One essential part of workplace culture that can’t be ignored is the increasingly need to keep employee mental health in-check, especially when much of the work is happening behind closed doors. Even with performance management check-ins between employees and managers, it’s now harder to spot the signs of burnout from a distance. Therefore, today’s most valuable cultural currency is less about free cappuccinos and ping pong tables and more about work-life balance, self-care, mindfulness and the ability to make time for exercise and wellness.

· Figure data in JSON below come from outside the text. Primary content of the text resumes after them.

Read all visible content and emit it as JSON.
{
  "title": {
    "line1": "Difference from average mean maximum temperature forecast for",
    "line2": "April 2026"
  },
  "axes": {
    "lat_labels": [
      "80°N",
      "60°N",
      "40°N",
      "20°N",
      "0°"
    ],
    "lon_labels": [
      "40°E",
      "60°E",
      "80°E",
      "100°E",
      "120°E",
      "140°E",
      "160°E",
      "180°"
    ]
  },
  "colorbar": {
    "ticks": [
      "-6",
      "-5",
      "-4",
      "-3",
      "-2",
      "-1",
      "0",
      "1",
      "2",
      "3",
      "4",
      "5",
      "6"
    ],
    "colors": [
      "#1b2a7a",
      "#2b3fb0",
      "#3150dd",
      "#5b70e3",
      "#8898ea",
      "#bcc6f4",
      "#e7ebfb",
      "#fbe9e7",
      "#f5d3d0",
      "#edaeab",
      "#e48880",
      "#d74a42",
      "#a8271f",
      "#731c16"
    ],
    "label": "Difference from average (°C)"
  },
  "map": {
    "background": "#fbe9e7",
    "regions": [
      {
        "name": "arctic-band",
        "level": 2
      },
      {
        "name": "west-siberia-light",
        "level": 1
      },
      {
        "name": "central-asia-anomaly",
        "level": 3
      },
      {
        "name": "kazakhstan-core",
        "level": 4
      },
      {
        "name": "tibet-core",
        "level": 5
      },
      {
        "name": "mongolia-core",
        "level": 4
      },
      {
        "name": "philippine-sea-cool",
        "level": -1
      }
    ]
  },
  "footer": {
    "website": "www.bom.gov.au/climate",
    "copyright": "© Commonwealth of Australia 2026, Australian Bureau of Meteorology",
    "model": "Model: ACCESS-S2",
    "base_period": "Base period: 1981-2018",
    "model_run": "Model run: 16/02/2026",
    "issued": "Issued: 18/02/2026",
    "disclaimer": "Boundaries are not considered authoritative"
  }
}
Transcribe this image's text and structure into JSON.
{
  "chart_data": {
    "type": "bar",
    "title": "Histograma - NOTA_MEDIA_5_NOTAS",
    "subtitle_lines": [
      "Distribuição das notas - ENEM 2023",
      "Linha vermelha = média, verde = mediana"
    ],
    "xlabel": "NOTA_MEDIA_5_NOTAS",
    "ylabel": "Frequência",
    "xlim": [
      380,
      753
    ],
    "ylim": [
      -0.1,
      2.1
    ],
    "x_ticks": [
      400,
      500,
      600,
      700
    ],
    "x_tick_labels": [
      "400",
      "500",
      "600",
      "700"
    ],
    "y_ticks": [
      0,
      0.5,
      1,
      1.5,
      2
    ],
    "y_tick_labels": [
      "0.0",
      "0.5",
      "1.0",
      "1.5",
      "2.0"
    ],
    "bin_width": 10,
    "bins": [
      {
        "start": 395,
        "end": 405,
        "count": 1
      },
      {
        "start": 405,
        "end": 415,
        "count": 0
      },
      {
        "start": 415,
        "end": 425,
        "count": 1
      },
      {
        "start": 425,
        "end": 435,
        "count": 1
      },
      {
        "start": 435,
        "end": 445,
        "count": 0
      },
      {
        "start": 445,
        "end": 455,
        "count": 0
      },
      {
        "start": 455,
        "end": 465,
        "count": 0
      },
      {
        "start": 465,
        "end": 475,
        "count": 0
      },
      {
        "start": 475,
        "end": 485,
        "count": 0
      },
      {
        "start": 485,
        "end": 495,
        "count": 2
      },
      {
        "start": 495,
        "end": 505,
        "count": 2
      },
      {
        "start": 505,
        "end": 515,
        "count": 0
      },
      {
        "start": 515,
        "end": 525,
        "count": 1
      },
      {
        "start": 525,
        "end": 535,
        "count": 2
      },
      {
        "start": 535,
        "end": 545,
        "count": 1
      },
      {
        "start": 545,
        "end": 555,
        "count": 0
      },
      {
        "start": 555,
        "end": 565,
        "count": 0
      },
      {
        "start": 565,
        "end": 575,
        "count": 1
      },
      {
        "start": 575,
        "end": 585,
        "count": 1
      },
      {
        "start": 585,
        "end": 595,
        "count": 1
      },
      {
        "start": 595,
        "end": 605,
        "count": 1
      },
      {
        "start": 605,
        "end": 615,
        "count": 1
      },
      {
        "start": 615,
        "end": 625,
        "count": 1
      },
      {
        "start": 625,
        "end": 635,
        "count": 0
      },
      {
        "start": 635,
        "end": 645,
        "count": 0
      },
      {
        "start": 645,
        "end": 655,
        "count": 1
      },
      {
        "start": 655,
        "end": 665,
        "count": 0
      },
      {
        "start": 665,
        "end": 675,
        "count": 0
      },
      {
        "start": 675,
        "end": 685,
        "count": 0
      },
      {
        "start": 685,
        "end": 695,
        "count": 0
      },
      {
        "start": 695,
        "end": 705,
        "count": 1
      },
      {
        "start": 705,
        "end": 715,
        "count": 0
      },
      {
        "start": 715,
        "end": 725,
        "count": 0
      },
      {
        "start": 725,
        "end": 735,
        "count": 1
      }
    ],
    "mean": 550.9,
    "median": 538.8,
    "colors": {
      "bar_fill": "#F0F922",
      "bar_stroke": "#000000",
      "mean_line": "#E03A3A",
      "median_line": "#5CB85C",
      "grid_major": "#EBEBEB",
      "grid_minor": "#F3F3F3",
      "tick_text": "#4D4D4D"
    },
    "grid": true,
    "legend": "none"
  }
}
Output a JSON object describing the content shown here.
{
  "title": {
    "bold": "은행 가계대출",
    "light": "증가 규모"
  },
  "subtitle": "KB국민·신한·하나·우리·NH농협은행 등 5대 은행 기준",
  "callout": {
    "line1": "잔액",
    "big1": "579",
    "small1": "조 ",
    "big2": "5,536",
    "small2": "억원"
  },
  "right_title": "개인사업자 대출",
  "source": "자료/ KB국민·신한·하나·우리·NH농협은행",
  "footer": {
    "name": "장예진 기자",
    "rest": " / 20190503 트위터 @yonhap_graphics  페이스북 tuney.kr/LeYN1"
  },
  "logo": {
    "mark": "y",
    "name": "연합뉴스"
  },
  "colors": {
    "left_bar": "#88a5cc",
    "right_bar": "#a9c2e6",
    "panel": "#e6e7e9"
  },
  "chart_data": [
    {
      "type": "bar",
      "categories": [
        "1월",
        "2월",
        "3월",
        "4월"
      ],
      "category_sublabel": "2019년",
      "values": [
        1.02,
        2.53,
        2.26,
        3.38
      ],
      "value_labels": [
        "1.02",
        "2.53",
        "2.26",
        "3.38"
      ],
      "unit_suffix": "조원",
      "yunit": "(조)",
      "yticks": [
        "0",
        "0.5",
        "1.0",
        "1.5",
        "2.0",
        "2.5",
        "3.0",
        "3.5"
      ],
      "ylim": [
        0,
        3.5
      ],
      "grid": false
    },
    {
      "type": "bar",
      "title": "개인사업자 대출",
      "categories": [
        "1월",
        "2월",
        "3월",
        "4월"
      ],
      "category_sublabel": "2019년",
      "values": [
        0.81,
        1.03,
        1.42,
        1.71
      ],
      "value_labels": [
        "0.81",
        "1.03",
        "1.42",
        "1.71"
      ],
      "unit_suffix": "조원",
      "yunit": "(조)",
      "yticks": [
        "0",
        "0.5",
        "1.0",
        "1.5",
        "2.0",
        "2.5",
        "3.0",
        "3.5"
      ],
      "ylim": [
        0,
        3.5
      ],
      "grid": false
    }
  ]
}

One element of workplace culture that people are missing are the informal, incidental and unplanned interactions that can happen in the physical workplace. “These are the mortar between the bricks of a corporate community”, says Kausik Rajgopal, Global Chief HR Officer for PayPal. The company has a popular coffee shop at its HQ that allowed just these kinds of interactions to happen, yet the space has been left mostly unused and empty since the beginning of the pandemic. The company has responded to restore some of the social interaction and serendipitous discovery and networking that used to take place in the cafe. Virtual workshops and meetings have been used as a means to bring people together. A series of online events have featured public speakers to address and debate issues around diversity and other social issues. Other investments include wellness days where everyone was allowed to disconnect from email, even during the working day. All in aid of reducing burnout and helping to manage the ‘endlessness’ feeling that can come from working a home without sufficient social interaction.
In conclusion, it seems the hybrid workforce doesn’t mean a death sentence for workplace culture. In contrast, it has been the catalyst for the evolution of culture, moving its creation and origination from the clutches of upper management and into the hands of the many teams across the organisation. One thing’s for sure — in the absence of physical common areas and opportunities for informal meeting and play, those with a true interest to keep the cultural fire burning will need to find innovative ways to keep it alive and kicking — whether through the occasional in-person event or through online get-togethers. Make it happen.